In this case I would probably stop the test administration after a few non-responses and reschedule so child might be more comfortable and familiar with the examiner and the test environment. The score you currently obtained would be meaningless. You may also evaluate vocal development based on the child’s vocalizations in play activities, noting the child’s phoneme repertoire and syllable shapes in spontaneous productions rather than administering a standardized assessment.

I’m still not sure how to use the Supplemental Developmental Norms to interpret child's performance.

Basically, you can look at a child’s error sounds and positions in which errors occur and use the Tables to determine what percent of normal children correctly use these at the different age levels. If you want to know at what age 85% of children have the sound you would follow the chart across until you reach .85 or better.


In reference to the normative table for sound development, what is the exact chronological age for which the sample correctly produced the sounds? For example /b/ in initial position words, is it delayed at two years, zero months?
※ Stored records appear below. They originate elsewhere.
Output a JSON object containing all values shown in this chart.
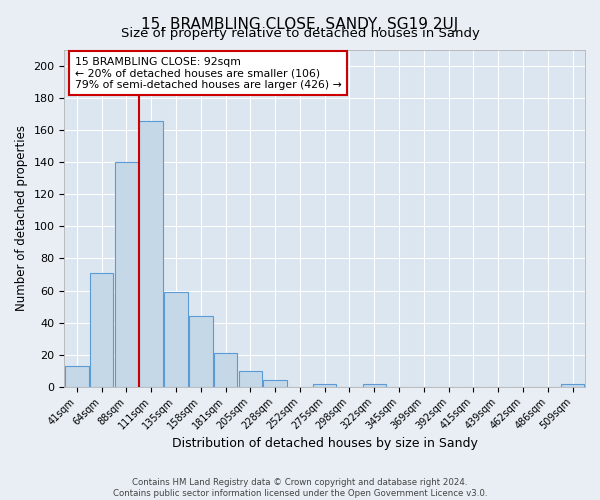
{
  "title": "15, BRAMBLING CLOSE, SANDY, SG19 2UJ",
  "subtitle": "Size of property relative to detached houses in Sandy",
  "xlabel": "Distribution of detached houses by size in Sandy",
  "ylabel": "Number of detached properties",
  "footnote1": "Contains HM Land Registry data © Crown copyright and database right 2024.",
  "footnote2": "Contains public sector information licensed under the Open Government Licence v3.0.",
  "bar_labels": [
    "41sqm",
    "64sqm",
    "88sqm",
    "111sqm",
    "135sqm",
    "158sqm",
    "181sqm",
    "205sqm",
    "228sqm",
    "252sqm",
    "275sqm",
    "298sqm",
    "322sqm",
    "345sqm",
    "369sqm",
    "392sqm",
    "415sqm",
    "439sqm",
    "462sqm",
    "486sqm",
    "509sqm"
  ],
  "bar_heights": [
    13,
    71,
    140,
    166,
    59,
    44,
    21,
    10,
    4,
    0,
    2,
    0,
    2,
    0,
    0,
    0,
    0,
    0,
    0,
    0,
    2
  ],
  "bar_color": "#c5d8e8",
  "bar_edge_color": "#5b9bd5",
  "vline_x_idx": 2.5,
  "vline_color": "#cc0000",
  "annotation_title": "15 BRAMBLING CLOSE: 92sqm",
  "annotation_line2": "← 20% of detached houses are smaller (106)",
  "annotation_line3": "79% of semi-detached houses are larger (426) →",
  "annotation_box_color": "#cc0000",
  "ylim": [
    0,
    210
  ],
  "yticks": [
    0,
    20,
    40,
    60,
    80,
    100,
    120,
    140,
    160,
    180,
    200
  ],
  "bg_color": "#e8eef4",
  "plot_bg_color": "#dce6f0",
  "grid_color": "#ffffff",
  "title_fontsize": 11,
  "subtitle_fontsize": 9.5
}
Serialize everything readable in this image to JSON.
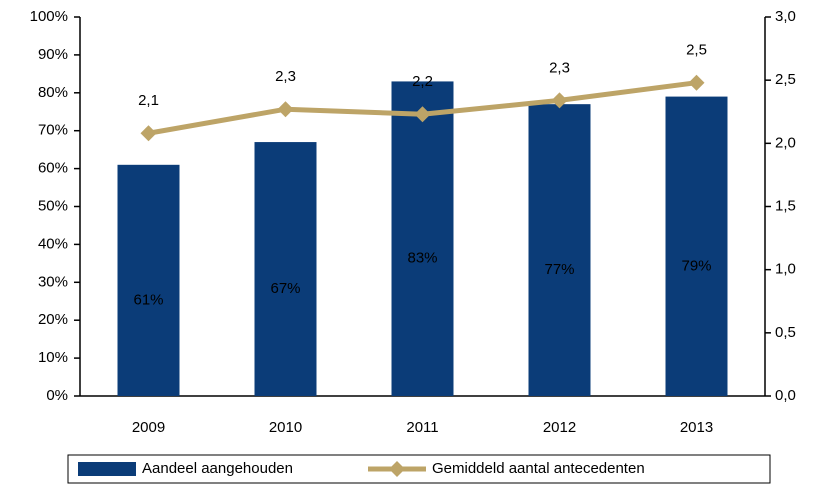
{
  "chart_data": {
    "type": "bar-line",
    "categories": [
      "2009",
      "2010",
      "2011",
      "2012",
      "2013"
    ],
    "series": [
      {
        "name": "Aandeel aangehouden",
        "color": "#0b3c78",
        "type": "bar",
        "values": [
          61,
          67,
          83,
          77,
          79
        ],
        "value_labels": [
          "61%",
          "67%",
          "83%",
          "77%",
          "79%"
        ]
      },
      {
        "name": "Gemiddeld aantal antecedenten",
        "color": "#bda467",
        "type": "line",
        "axis": "y2",
        "values": [
          2.08,
          2.27,
          2.23,
          2.34,
          2.48
        ],
        "value_labels": [
          "2,1",
          "2,3",
          "2,2",
          "2,3",
          "2,5"
        ]
      }
    ],
    "ylim": [
      0,
      100
    ],
    "yticks": [
      {
        "value": 0,
        "label": "0%"
      },
      {
        "value": 10,
        "label": "10%"
      },
      {
        "value": 20,
        "label": "20%"
      },
      {
        "value": 30,
        "label": "30%"
      },
      {
        "value": 40,
        "label": "40%"
      },
      {
        "value": 50,
        "label": "50%"
      },
      {
        "value": 60,
        "label": "60%"
      },
      {
        "value": 70,
        "label": "70%"
      },
      {
        "value": 80,
        "label": "80%"
      },
      {
        "value": 90,
        "label": "90%"
      },
      {
        "value": 100,
        "label": "100%"
      }
    ],
    "y2lim": [
      0,
      3
    ],
    "y2ticks": [
      {
        "value": 0,
        "label": "0,0"
      },
      {
        "value": 0.5,
        "label": "0,5"
      },
      {
        "value": 1,
        "label": "1,0"
      },
      {
        "value": 1.5,
        "label": "1,5"
      },
      {
        "value": 2,
        "label": "2,0"
      },
      {
        "value": 2.5,
        "label": "2,5"
      },
      {
        "value": 3,
        "label": "3,0"
      }
    ],
    "grid": false,
    "legend": "bottom"
  }
}
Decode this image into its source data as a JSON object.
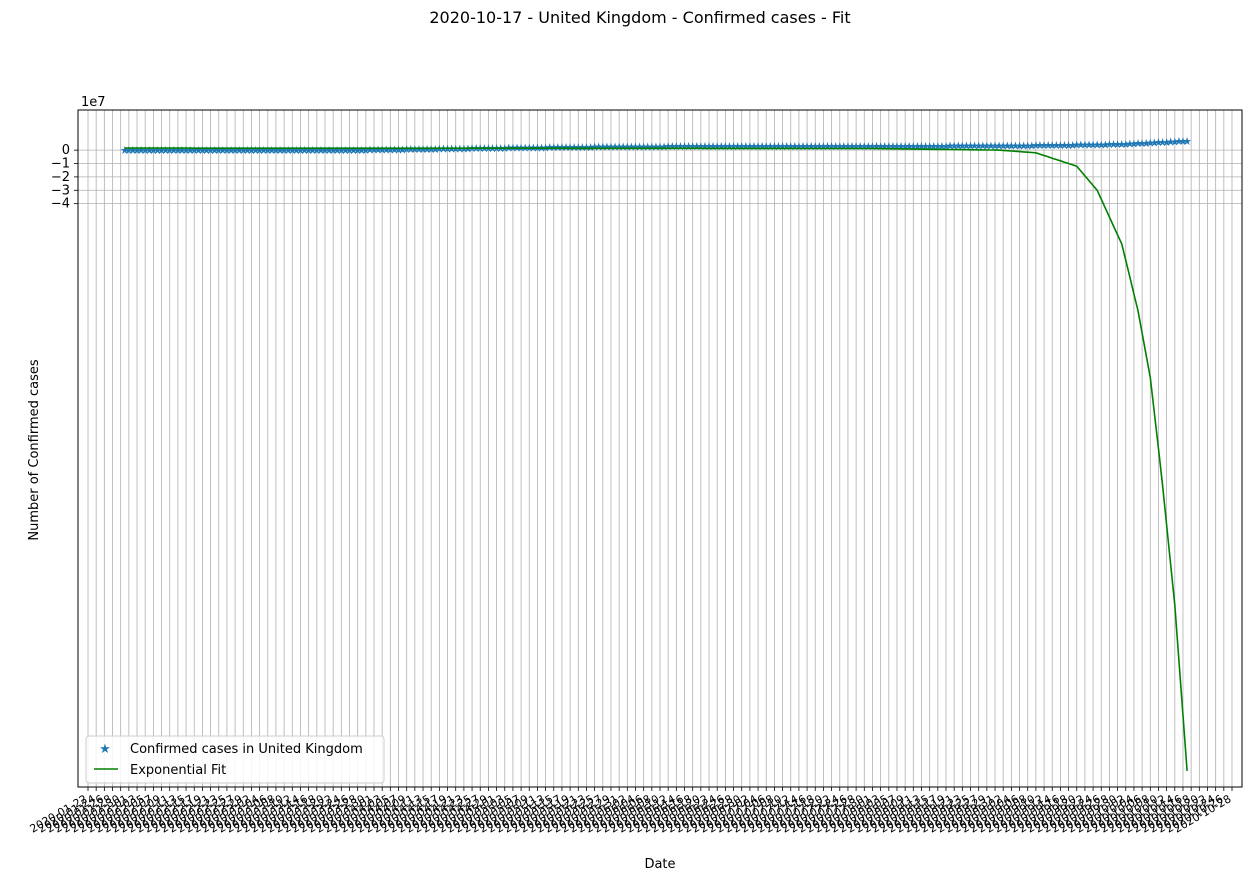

You are correct. 98% of 2 year olds produce /b/ correctly in the initial position of words; 99% of typically developing 2 ½ year olds do (see Table 1, page 7 of the Supplemental Developmental Norms booklet.)


Table 2.1 states age at which 85% participants accurately produced by age. You indicated that there was a chart available for medial and final. Can you give the table and/or reference for that?

Look at Table 6.6 on page 56 of the Manual.